Queiroz Pereira veio logo acrescentar com bonomia o picante dos bolos daquelas tias, labutando noite fora, “para restaurantes”. Ele conhece bem a família. O avô, Carlos Pereira foi o principal accionista do Banco Comercial de Lisboa, de cuja fusão com o BES, em 1937, resulta o BESCL, mais tarde de novo BES, e o seu filho Manuel Queiroz Pereira, primo por afinidade de Marcello Caetano, continuou a aliança.
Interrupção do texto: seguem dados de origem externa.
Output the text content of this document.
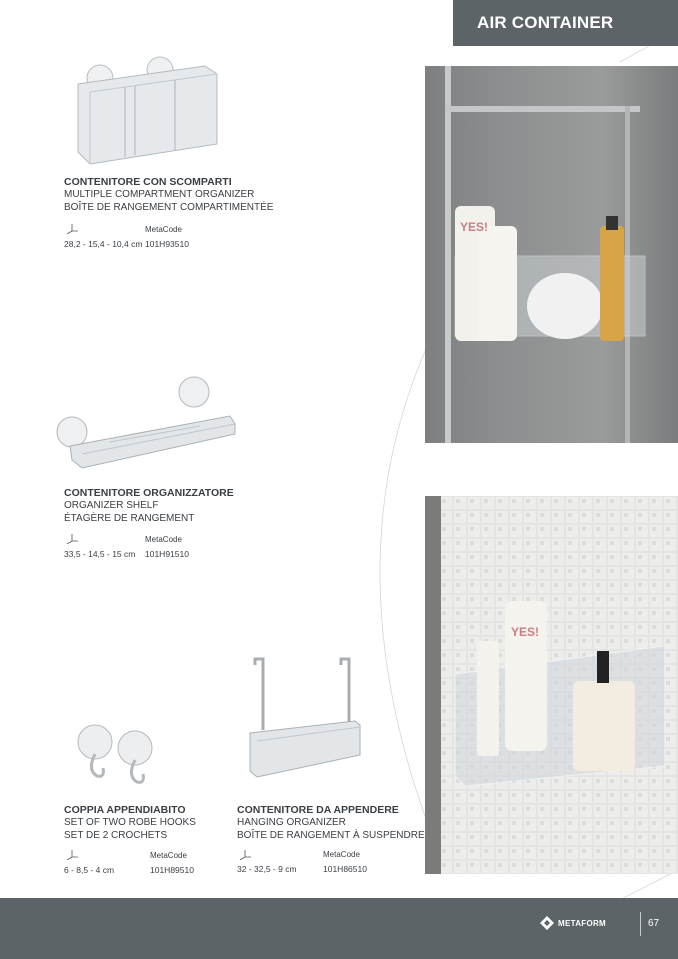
AIR CONTAINER

CONTENITORE CON SCOMPARTI

MULTIPLE COMPARTMENT ORGANIZER

BOÎTE DE RANGEMENT COMPARTIMENTÉE

MetaCode
28,2 - 15,4 - 10,4 cm 101H93510

CONTENITORE ORGANIZZATORE

ORGANIZER SHELF

ÉTAGÈRE DE RANGEMENT

MetaCode
33,5 - 14,5 - 15 cm 101H91510

COPPIA APPENDIABITO

SET OF TWO ROBE HOOKS

SET DE 2 CROCHETS

MetaCode
6 - 8,5 - 4 cm	101H89510

CONTENITORE DA APPENDERE

HANGING ORGANIZER

BOÎTE DE RANGEMENT À SUSPENDRE

MetaCode
32 - 32,5 - 9 cm	101H86510
YES!
YES!
METAFORM	67
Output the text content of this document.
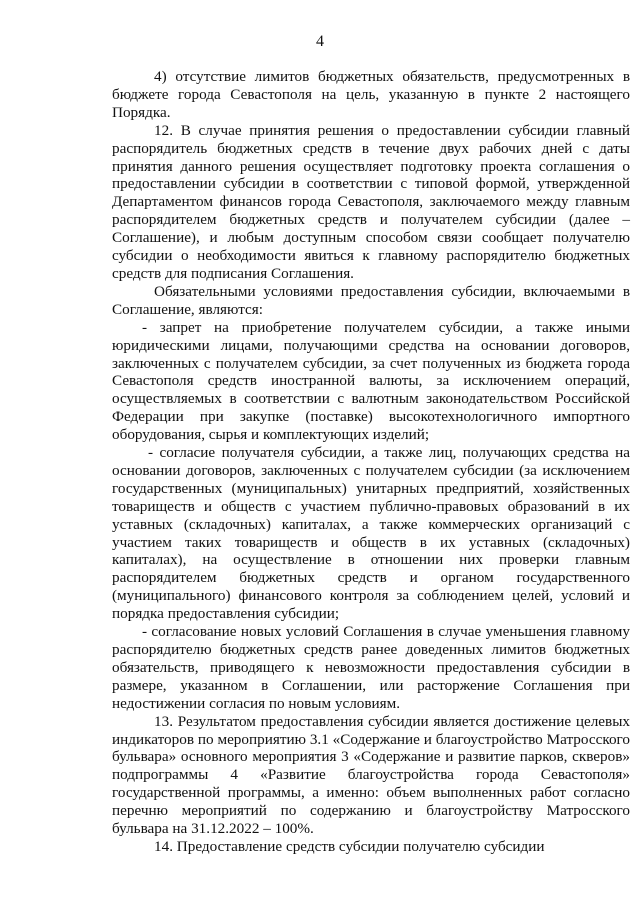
4

4) отсутствие лимитов бюджетных обязательств, предусмотренных в бюджете города Севастополя на цель, указанную в пункте 2 настоящего Порядка.

12. В случае принятия решения о предоставлении субсидии главный распорядитель бюджетных средств в течение двух рабочих дней с даты принятия данного решения осуществляет подготовку проекта соглашения о предоставлении субсидии в соответствии с типовой формой, утвержденной Департаментом финансов города Севастополя, заключаемого между главным распорядителем бюджетных средств и получателем субсидии (далее – Соглашение), и любым доступным способом связи сообщает получателю субсидии о необходимости явиться к главному распорядителю бюджетных средств для подписания Соглашения.

Обязательными условиями предоставления субсидии, включаемыми в Соглашение, являются:

- запрет на приобретение получателем субсидии, а также иными юридическими лицами, получающими средства на основании договоров, заключенных с получателем субсидии, за счет полученных из бюджета города Севастополя средств иностранной валюты, за исключением операций, осуществляемых в соответствии с валютным законодательством Российской Федерации при закупке (поставке) высокотехнологичного импортного оборудования, сырья и комплектующих изделий;

- согласие получателя субсидии, а также лиц, получающих средства на основании договоров, заключенных с получателем субсидии (за исключением государственных (муниципальных) унитарных предприятий, хозяйственных товариществ и обществ с участием публично-правовых образований в их уставных (складочных) капиталах, а также коммерческих организаций с участием таких товариществ и обществ в их уставных (складочных) капиталах), на осуществление в отношении них проверки главным распорядителем бюджетных средств и органом государственного (муниципального) финансового контроля за соблюдением целей, условий и порядка предоставления субсидии;

- согласование новых условий Соглашения в случае уменьшения главному распорядителю бюджетных средств ранее доведенных лимитов бюджетных обязательств, приводящего к невозможности предоставления субсидии в размере, указанном в Соглашении, или расторжение Соглашения при недостижении согласия по новым условиям.

13. Результатом предоставления субсидии является достижение целевых индикаторов по мероприятию 3.1 «Содержание и благоустройство Матросского бульвара» основного мероприятия 3 «Содержание и развитие парков, скверов» подпрограммы 4 «Развитие благоустройства города Севастополя» государственной программы, а именно: объем выполненных работ согласно перечню мероприятий по содержанию и благоустройству Матросского бульвара на 31.12.2022 – 100%.

14. Предоставление средств субсидии получателю субсидии
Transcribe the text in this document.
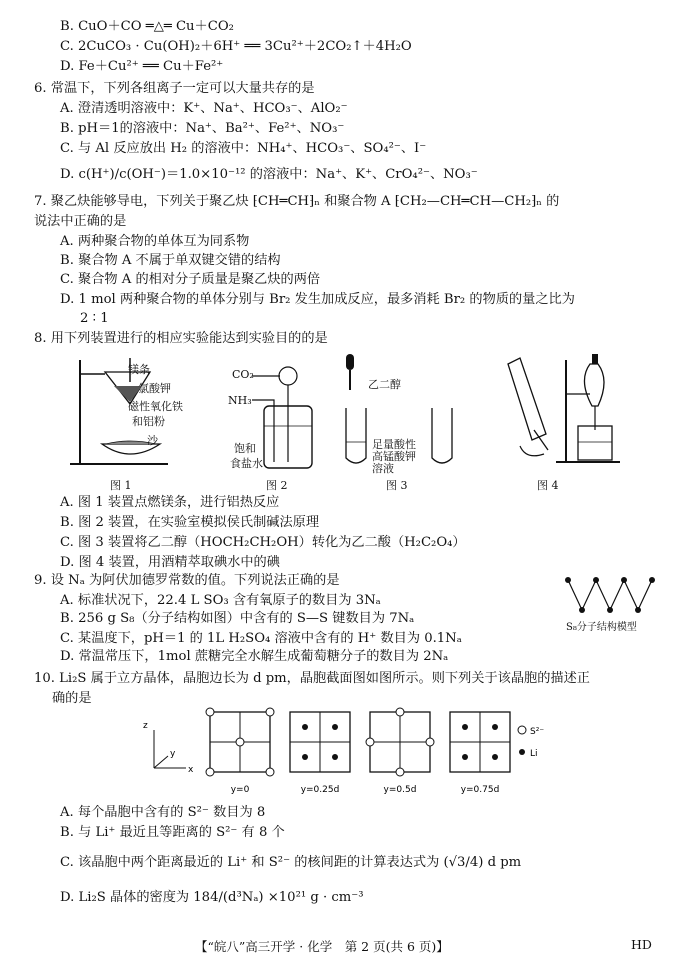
B. CuO＋CO ═△═ Cu＋CO₂
C. 2CuCO₃ · Cu(OH)₂＋6H⁺ ══ 3Cu²⁺＋2CO₂↑＋4H₂O
D. Fe＋Cu²⁺ ══ Cu＋Fe²⁺
6. 常温下，下列各组离子一定可以大量共存的是
A. 澄清透明溶液中：K⁺、Na⁺、HCO₃⁻、AlO₂⁻
B. pH＝1的溶液中：Na⁺、Ba²⁺、Fe²⁺、NO₃⁻
C. 与 Al 反应放出 H₂ 的溶液中：NH₄⁺、HCO₃⁻、SO₄²⁻、I⁻
D. c(H⁺)/c(OH⁻)＝1.0×10⁻¹² 的溶液中：Na⁺、K⁺、CrO₄²⁻、NO₃⁻
7. 聚乙炔能够导电，下列关于聚乙炔 ⁅CH═CH⁆ₙ 和聚合物 A ⁅CH₂—CH═CH—CH₂⁆ₙ 的
说法中正确的是
A. 两种聚合物的单体互为同系物
B. 聚合物 A 不属于单双键交错的结构
C. 聚合物 A 的相对分子质量是聚乙炔的两倍
D. 1 mol 两种聚合物的单体分别与 Br₂ 发生加成反应，最多消耗 Br₂ 的物质的量之比为
2 ∶ 1
8. 用下列装置进行的相应实验能达到实验目的的是
镁条
氯酸钾
磁性氧化铁
和铝粉
沙
图 1
CO₂
NH₃
饱和
食盐水
图 2
乙二醇
足量酸性
高锰酸钾
溶液
图 3	图 4
A. 图 1 装置点燃镁条，进行铝热反应
B. 图 2 装置，在实验室模拟侯氏制碱法原理
C. 图 3 装置将乙二醇（HOCH₂CH₂OH）转化为乙二酸（H₂C₂O₄）
D. 图 4 装置，用酒精萃取碘水中的碘
9. 设 Nₐ 为阿伏加德罗常数的值。下列说法正确的是
A. 标准状况下，22.4 L SO₃ 含有氧原子的数目为 3Nₐ
B. 256 g S₈（分子结构如图）中含有的 S—S 键数目为 7Nₐ
C. 某温度下，pH＝1 的 1L H₂SO₄ 溶液中含有的 H⁺ 数目为 0.1Nₐ
D. 常温常压下，1mol 蔗糖完全水解生成葡萄糖分子的数目为 2Nₐ
S₈分子结构模型
10. Li₂S 属于立方晶体，晶胞边长为 d pm，晶胞截面图如图所示。则下列关于该晶胞的描述正
确的是
z
y
x
S²⁻
Li
y=0	y=0.25d	y=0.5d	y=0.75d
A. 每个晶胞中含有的 S²⁻ 数目为 8
B. 与 Li⁺ 最近且等距离的 S²⁻ 有 8 个
C. 该晶胞中两个距离最近的 Li⁺ 和 S²⁻ 的核间距的计算表达式为 (√3/4) d pm
D. Li₂S 晶体的密度为 184/(d³Nₐ) ×10²¹ g · cm⁻³
【“皖八”高三开学 · 化学　第 2 页(共 6 页)】	HD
Pedro Queiroz Pereira, o herdeiro, viria a desfazê-la em 2013, porque Salgado se tentou aliar com as suas irmãs para lhe ficar com a empresa, a Semapa. Coisas de primos por carteira.
Foi sempre assim, a história do século XX e XXI é uma história de primos havidos e desavindos nas melhores casas. A começar pelos capitães da indústria: Alfredo da Silva tinha uma única filha, Amélia, e casou-a com Manuel de Mello, filho de uma Lima Mayer e de Jorge de Mello, conde do Cartaxo. De seguida, veio António Champalimaud casar-se com a filha de Amélia e Manuel, mas depois os Mello e os Champalimaud zangaram-se. Os filhos de uns e outros são os primos Mello e Mello Champalimaud. Coisas da família.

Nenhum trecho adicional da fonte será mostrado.